Baca juga: Pengertian PJAP dan Hubungannya dengan Reformasi Sistem Perpajakan Indonesia
Pengertian Pajak Penghasilan Tidak Final
Berbeda dengan PPh final, sistem pemungutan pajak ini tidak akan memotong suatu penghasilan saat itu juga. Wajib pajak akan dianggap belum melunasi kewajiban perpajakan sebelum melaporkan pajak.
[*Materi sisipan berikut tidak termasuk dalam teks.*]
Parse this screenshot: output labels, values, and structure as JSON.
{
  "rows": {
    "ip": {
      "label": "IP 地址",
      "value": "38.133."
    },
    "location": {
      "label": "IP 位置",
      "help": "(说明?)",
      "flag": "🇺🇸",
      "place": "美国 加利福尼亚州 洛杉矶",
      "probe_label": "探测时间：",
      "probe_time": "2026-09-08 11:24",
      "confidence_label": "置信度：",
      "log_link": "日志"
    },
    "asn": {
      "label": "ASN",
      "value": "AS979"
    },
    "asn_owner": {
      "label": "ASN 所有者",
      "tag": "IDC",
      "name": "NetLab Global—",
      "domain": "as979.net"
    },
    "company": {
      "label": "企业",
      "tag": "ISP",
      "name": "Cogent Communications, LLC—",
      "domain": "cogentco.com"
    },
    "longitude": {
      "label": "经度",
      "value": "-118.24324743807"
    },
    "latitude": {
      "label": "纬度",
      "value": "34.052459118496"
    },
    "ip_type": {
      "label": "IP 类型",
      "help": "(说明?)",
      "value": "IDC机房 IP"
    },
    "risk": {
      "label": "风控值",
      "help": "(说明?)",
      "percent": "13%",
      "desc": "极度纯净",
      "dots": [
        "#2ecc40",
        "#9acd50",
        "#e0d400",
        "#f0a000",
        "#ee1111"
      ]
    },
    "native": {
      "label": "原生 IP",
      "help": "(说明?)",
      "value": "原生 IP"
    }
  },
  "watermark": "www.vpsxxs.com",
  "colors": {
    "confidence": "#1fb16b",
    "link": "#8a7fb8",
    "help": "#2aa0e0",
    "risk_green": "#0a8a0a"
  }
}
Sehingga, transaksi baru akan dianggap lunas apabila perhitungan dan pelaporan pajak di akhir tahun telah selesai.
Objek Pajak PPh Tidak Final
- Penggantian atau imbalan berkenaan dengan pekerjaan atau jasa yang diterima atau diperoleh.
- Hadiah dari pekerjaan atau kegiatan, dan penghargaan.
- Laba usaha.
- Keuntungan karena penjualan atau karena pengalihan harta.
- Penerimaan kembali pembayaran pajak yang telah dibebankan sebagai biaya dan pembayaran tambahan pengembalian pajak.
- Bunga termasuk premium, diskonto, dan imbalan karena jaminan pengembalian utang.
- Dividen.
- Royalti atau imbalan atas penggunaan hak.
- Sewa dan penghasilan lain sehubungan dengan penggunaan harta.
- Penerimaan atau perolehan pembayaran berkala.
- Keuntungan karena pembebasan utang, kecuali sampai dengan jumlah tertentu yang ditetapkan Peraturan Pemerintah.
- Keuntungan selisih kurs mata uang asing.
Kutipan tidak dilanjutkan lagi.